The easiest way to fail fast on a particular exception type, is to add the marker interface IFailFastException to the exception like this:

[Serializable]
public class DomainException : Exception, IFailFastException
{
    // ... exception stuff in here
}

This will make Rebus fail like this instead:

[WRN] Rebus.Retry.ErrorTracking.InMemErrorTracker (Rebus 2 worker 1): Unhandled exception 1 (FINAL) while handling message with ID "819d7779-43e3-4ec7-a2ca-1e6aed82fbf5"
MyDomain.DomainException: ( ... full exception details here ... )

[ERR] Rebus.Retry.PoisonQueues.PoisonQueueErrorHandler (Rebus 2 worker 1): Moving message with ID "819d7779-43e3-4ec7-a2ca-1e6aed82fbf5" to error queue "error"
System.AggregateException: 1 unhandled exceptions ---> MyDomain.DomainException: ( ... full exception details here ... )

---> (Inner Exception #0) MyDomain.DomainException: ( ... full exception details here ... )

which is much prettier. 🙂 Note the text (FINAL) in the log above – it marks the point where Rebus decides that the exception should short-circuit the error tracking and mark the message as having failed too many times.

Decorate IFailFastChecker

A less intrusive way of getting Rebus to fail fast on certain exception types, is to extend the default behavior by installing a decorator. This approach is preferable when you don't want to add a reference to Rebus from the project that defines your exception type, or if it's an exception type that's defined somewhere else.

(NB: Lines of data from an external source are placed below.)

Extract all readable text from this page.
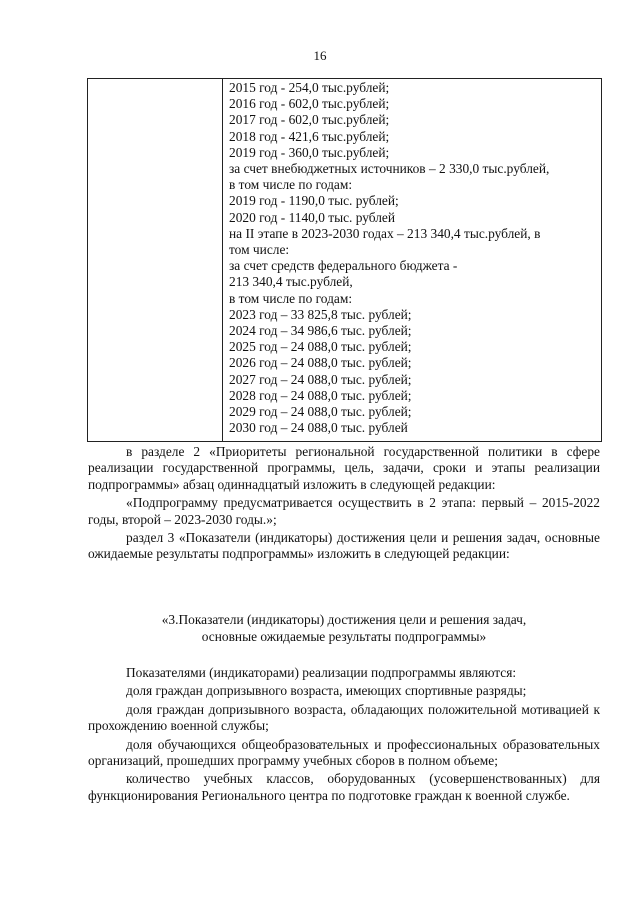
16
2015 год - 254,0 тыс.рублей;
2016 год - 602,0 тыс.рублей;
2017 год - 602,0 тыс.рублей;
2018 год - 421,6 тыс.рублей;
2019 год - 360,0 тыс.рублей;
за счет внебюджетных источников – 2 330,0 тыс.рублей,
в том числе по годам:
2019 год - 1190,0 тыс. рублей;
2020 год - 1140,0 тыс. рублей
на II этапе в 2023-2030 годах – 213 340,4 тыс.рублей, в
том числе:
за счет средств федерального бюджета -
213 340,4 тыс.рублей,
в том числе по годам:
2023 год – 33 825,8 тыс. рублей;
2024 год – 34 986,6 тыс. рублей;
2025 год – 24 088,0 тыс. рублей;
2026 год – 24 088,0 тыс. рублей;
2027 год – 24 088,0 тыс. рублей;
2028 год – 24 088,0 тыс. рублей;
2029 год – 24 088,0 тыс. рублей;
2030 год – 24 088,0 тыс. рублей

в разделе 2 «Приоритеты региональной государственной политики в сфере реализации государственной программы, цель, задачи, сроки и этапы реализации подпрограммы» абзац одиннадцатый изложить в следующей редакции:

«Подпрограмму предусматривается осуществить в 2 этапа: первый – 2015-2022 годы, второй – 2023-2030 годы.»;

раздел 3 «Показатели (индикаторы) достижения цели и решения задач, основные ожидаемые результаты подпрограммы» изложить в следующей редакции:

«3.Показатели (индикаторы) достижения цели и решения задач,
основные ожидаемые результаты подпрограммы»

Показателями (индикаторами) реализации подпрограммы являются:

доля граждан допризывного возраста, имеющих спортивные разряды;

доля граждан допризывного возраста, обладающих положительной мотивацией к прохождению военной службы;

доля обучающихся общеобразовательных и профессиональных образовательных организаций, прошедших программу учебных сборов в полном объеме;

количество учебных классов, оборудованных (усовершенствованных) для функционирования Регионального центра по подготовке граждан к военной службе.
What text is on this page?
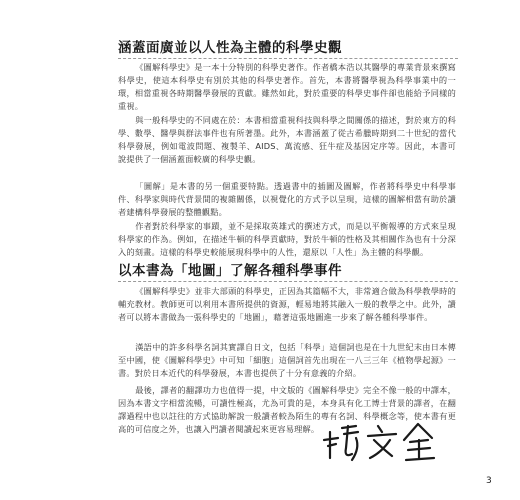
涵蓋面廣並以人性為主體的科學史觀

《圖解科學史》是一本十分特別的科學史著作。作者橋本浩以其醫學的專業背景來撰寫科學史，使這本科學史有別於其他的科學史著作。首先，本書將醫學視為科學事業中的一環，相當重視各時期醫學發展的貢獻。雖然如此，對於重要的科學史事件卻也能給予同樣的重視。

與一般科學史的不同處在於：本書相當重視科技與科學之間關係的描述，對於東方的科學、數學、醫學與群法事件也有所著墨。此外，本書涵蓋了從古希臘時期到二十世紀的當代科學發展，例如電波問題、複製羊、AIDS、萬流感、狂牛症及基因定序等。因此，本書可說提供了一個涵蓋面較廣的科學史觀。

「圖解」是本書的另一個重要特點。透過書中的插圖及圖解，作者將科學史中科學事件、科學家與時代背景間的複雜關係，以視覺化的方式予以呈現，這樣的圖解相當有助於讀者建構科學發展的整體觀點。

作者對於科學家的事蹟，並不是採取英雄式的撰述方式，而是以平衡報導的方式來呈現科學家的作為。例如，在描述牛頓的科學貢獻時，對於牛頓的性格及其相關作為也有十分深入的刻畫。這樣的科學史較能展現科學中的人性，還原以「人性」為主體的科學觀。

以本書為「地圖」了解各種科學事件

《圖解科學史》並非大部頭的科學史，正因為其篇幅不大，非常適合做為科學教學時的輔充教材。教師更可以利用本書所提供的資源，輕易地將其融入一般的教學之中。此外，讀者可以將本書做為一張科學史的「地圖」，藉著這張地圖進一步來了解各種科學事件。

漢語中的許多科學名詞其實譯自日文，包括「科學」這個詞也是在十九世紀末由日本傳至中國，使《圖解科學史》中可知「細胞」這個詞首先出現在一八三三年《植物學起源》一書。對於日本近代的科學發展，本書也提供了十分有意義的介紹。

最後，譯者的翻譯功力也值得一提，中文版的《圖解科學史》完全不像一般的中譯本，因為本書文字相當流暢，可讀性極高，尤為可貴的是，本身具有化工博士背景的譯者，在翻譯過程中也以註往的方式協助解說一般讀者較為陌生的專有名詞、科學概念等，使本書有更高的可信度之外，也讓入門讀者閱讀起來更容易理解。

3
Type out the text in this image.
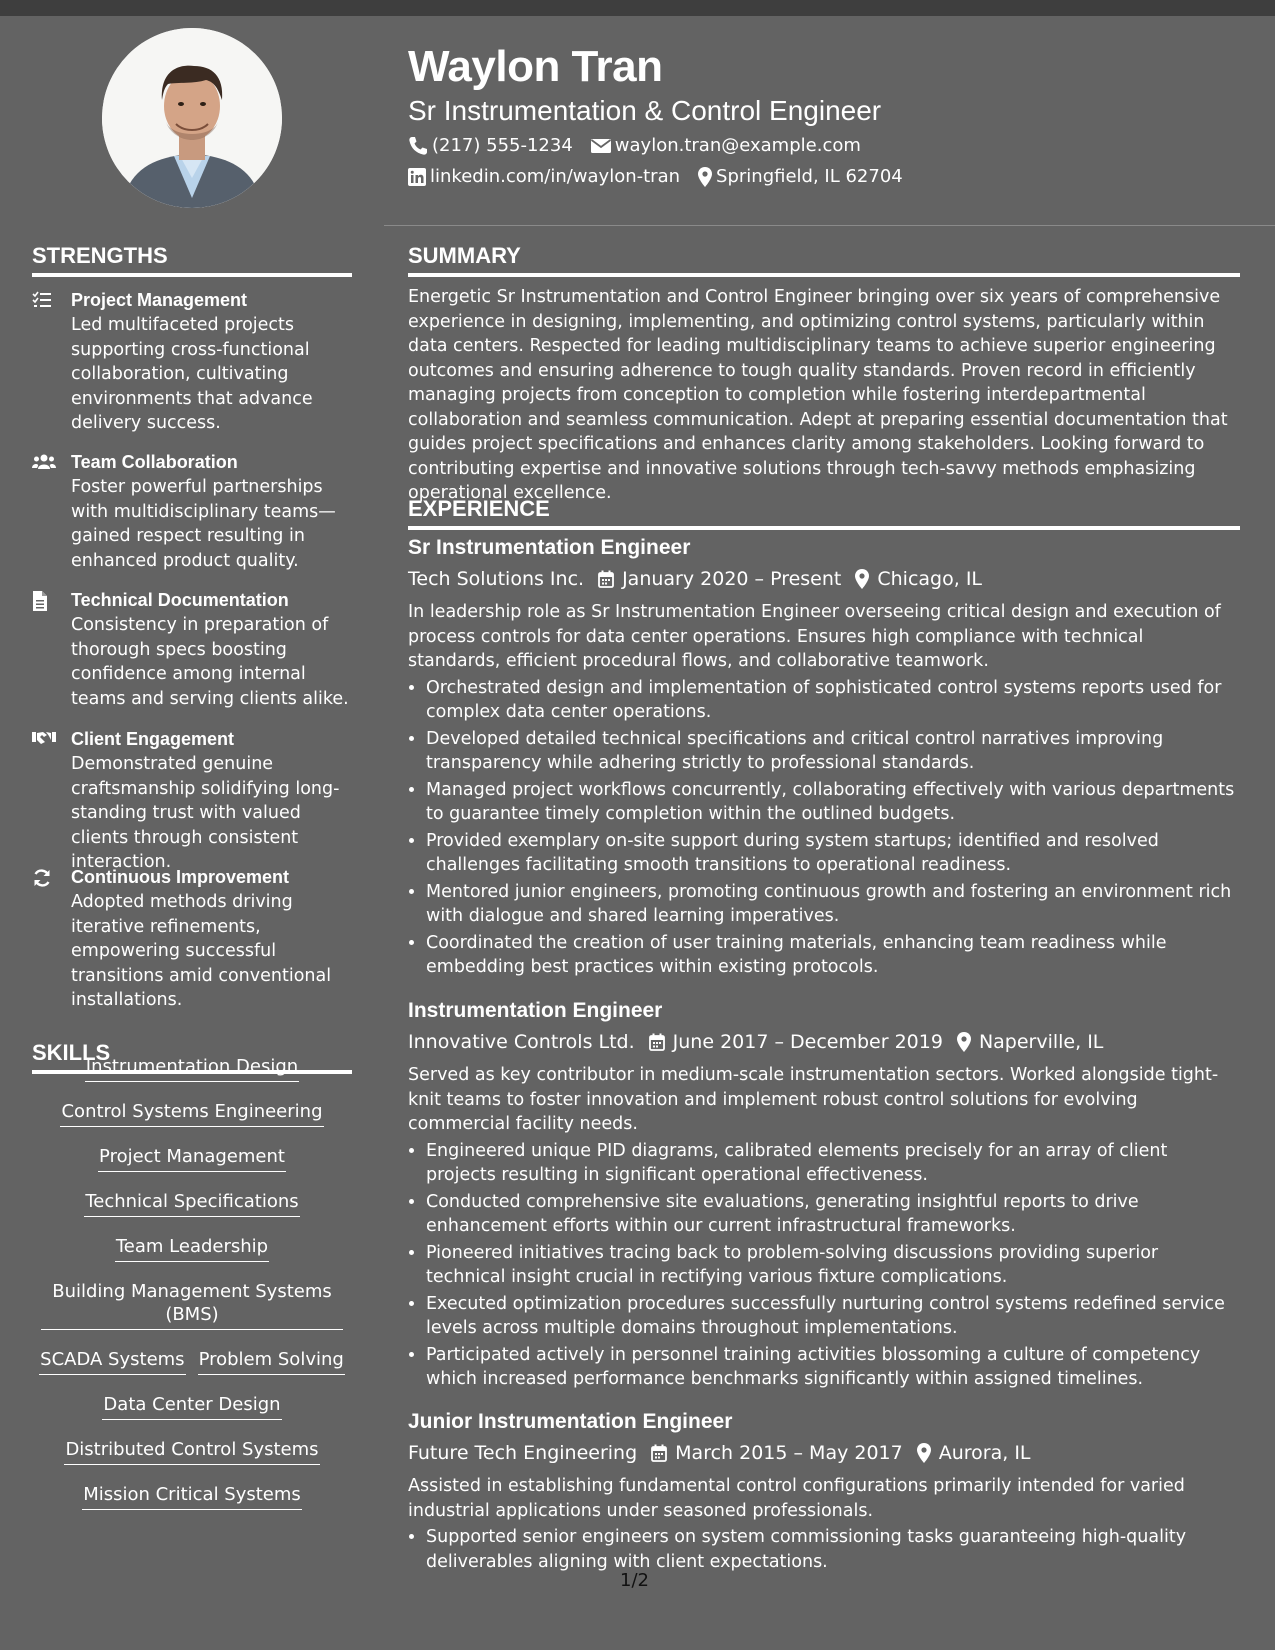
STRENGTHS
Project Management
Led multifaceted projects supporting cross-functional collaboration, cultivating environments that advance delivery success.
Team Collaboration
Foster powerful partnerships with multidisciplinary teams—gained respect resulting in enhanced product quality.
Technical Documentation
Consistency in preparation of thorough specs boosting confidence among internal teams and serving clients alike.
Client Engagement
Demonstrated genuine craftsmanship solidifying long-standing trust with valued clients through consistent interaction.
Continuous Improvement
Adopted methods driving iterative refinements, empowering successful transitions amid conventional installations.
SKILLS
Instrumentation Design
Control Systems Engineering
Project Management
Technical Specifications
Team Leadership
Building Management Systems (BMS)
SCADA Systems Problem Solving
Data Center Design
Distributed Control Systems
Mission Critical Systems
Waylon Tran
Sr Instrumentation & Control Engineer
(217) 555-1234 waylon.tran@example.com
linkedin.com/in/waylon-tran Springfield, IL 62704
SUMMARY

Energetic Sr Instrumentation and Control Engineer bringing over six years of comprehensive experience in designing, implementing, and optimizing control systems, particularly within data centers. Respected for leading multidisciplinary teams to achieve superior engineering outcomes and ensuring adherence to tough quality standards. Proven record in efficiently managing projects from conception to completion while fostering interdepartmental collaboration and seamless communication. Adept at preparing essential documentation that guides project specifications and enhances clarity among stakeholders. Looking forward to contributing expertise and innovative solutions through tech-savvy methods emphasizing operational excellence.

EXPERIENCE
Sr Instrumentation Engineer
Tech Solutions Inc. January 2020 – Present Chicago, IL

In leadership role as Sr Instrumentation Engineer overseeing critical design and execution of process controls for data center operations. Ensures high compliance with technical standards, efficient procedural flows, and collaborative teamwork.

• Orchestrated design and implementation of sophisticated control systems reports used for complex data center operations.
• Developed detailed technical specifications and critical control narratives improving transparency while adhering strictly to professional standards.
• Managed project workflows concurrently, collaborating effectively with various departments to guarantee timely completion within the outlined budgets.
• Provided exemplary on-site support during system startups; identified and resolved challenges facilitating smooth transitions to operational readiness.
• Mentored junior engineers, promoting continuous growth and fostering an environment rich with dialogue and shared learning imperatives.
• Coordinated the creation of user training materials, enhancing team readiness while embedding best practices within existing protocols.
Instrumentation Engineer
Innovative Controls Ltd. June 2017 – December 2019 Naperville, IL

Served as key contributor in medium-scale instrumentation sectors. Worked alongside tight-knit teams to foster innovation and implement robust control solutions for evolving commercial facility needs.

• Engineered unique PID diagrams, calibrated elements precisely for an array of client projects resulting in significant operational effectiveness.
• Conducted comprehensive site evaluations, generating insightful reports to drive enhancement efforts within our current infrastructural frameworks.
• Pioneered initiatives tracing back to problem-solving discussions providing superior technical insight crucial in rectifying various fixture complications.
• Executed optimization procedures successfully nurturing control systems redefined service levels across multiple domains throughout implementations.
• Participated actively in personnel training activities blossoming a culture of competency which increased performance benchmarks significantly within assigned timelines.
Junior Instrumentation Engineer
Future Tech Engineering March 2015 – May 2017 Aurora, IL

Assisted in establishing fundamental control configurations primarily intended for varied industrial applications under seasoned professionals.

• Supported senior engineers on system commissioning tasks guaranteeing high-quality deliverables aligning with client expectations.
1/2
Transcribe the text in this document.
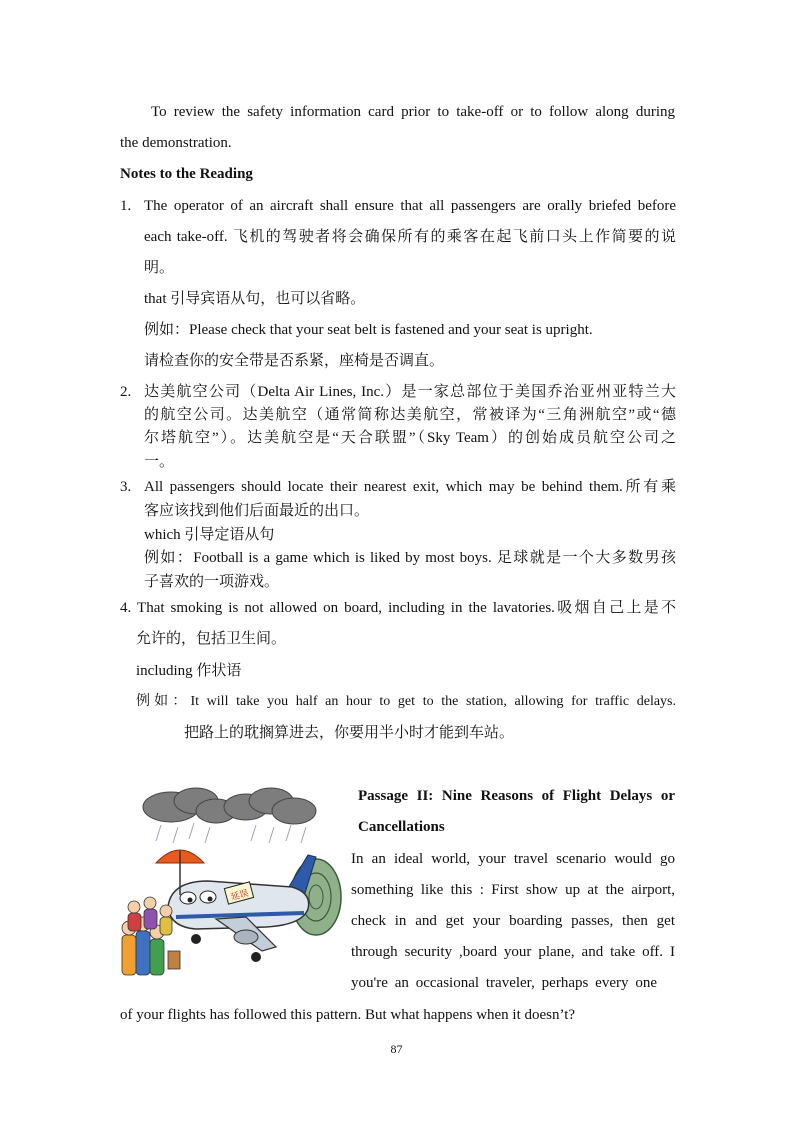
To review the safety information card prior to take-off or to follow along during
the demonstration.
Notes to the Reading
1. The operator of an aircraft shall ensure that all passengers are orally briefed before
each take-off. 飞机的驾驶者将会确保所有的乘客在起飞前口头上作简要的说
明。
that 引导宾语从句，也可以省略。
例如：Please check that your seat belt is fastened and your seat is upright.
请检查你的安全带是否系紧，座椅是否调直。
2. 达美航空公司（Delta Air Lines, Inc.）是一家总部位于美国乔治亚州亚特兰大
的航空公司。达美航空（通常简称达美航空，常被译为“三角洲航空”或“德
尔塔航空”）。达美航空是“天合联盟”（Sky Team）的创始成员航空公司之
一。
3. All passengers should locate their nearest exit, which may be behind them.所有乘
客应该找到他们后面最近的出口。
which 引导定语从句
例如：Football is a game which is liked by most boys. 足球就是一个大多数男孩
子喜欢的一项游戏。
4. That smoking is not allowed on board, including in the lavatories.吸烟自己上是不
允许的，包括卫生间。
including 作状语
例如：It will take you half an hour to get to the station, allowing for traffic delays.
把路上的耽搁算进去，你要用半小时才能到车站。
延误
Passage II: Nine Reasons of Flight Delays or
Cancellations
In an ideal world, your travel scenario would go
something like this : First show up at the airport,
check in and get your boarding passes, then get
through security ,board your plane, and take off. I
you're an occasional traveler, perhaps every one
of your flights has followed this pattern. But what happens when it doesn’t?
87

You install the decorator in the usual Rebus way:

Configure.With(...)
    .(...)
    .Options(o => o.UseMyFailFastChecker())
    .Start();

and then you declare a new configuration extension somewhere else:

static class MyFailFastCheckerConfigurationExtensions
{
    public static void UseMyFailFastChecker(this OptionsConfigurer configurer)
    {
        configurer.Decorate<IFailFastChecker>(c => {
            var failFastChecker = c.Get<IFailFastChecker>();
            return new MyFailFastChecker(failFastChecker)
        });
    }
}

The decorator could then look like this:

class MyFailFastChecker : IFailFastChecker
{
    readonly IFailFastChecker _failFastChecker;

    public MyFailFastChecker(IFailFastChecker failFastChecker)
    {
        _failFastChecker = failFastChecker;
    }

    public bool ShouldFailFast(string messageId, Exception exception)
    {
        switch (exception)
        {
            // fail fast on our domain exception
            case DomainException _: return true;

            // fail fast if table doesn't exist, or we don't have permission
            case SqlException sqlException when sqlException.Number == 3701: return true;

            // delegate all other behavior to default
            default: return _failFastChecker.ShouldFailFast(messageId, exception);
        }
    }
}

As you can see, we also extended our fail fast checker to avoid retrying in cases where our SQL Server thrown a "table does not exist, or you do not have permission" error at us.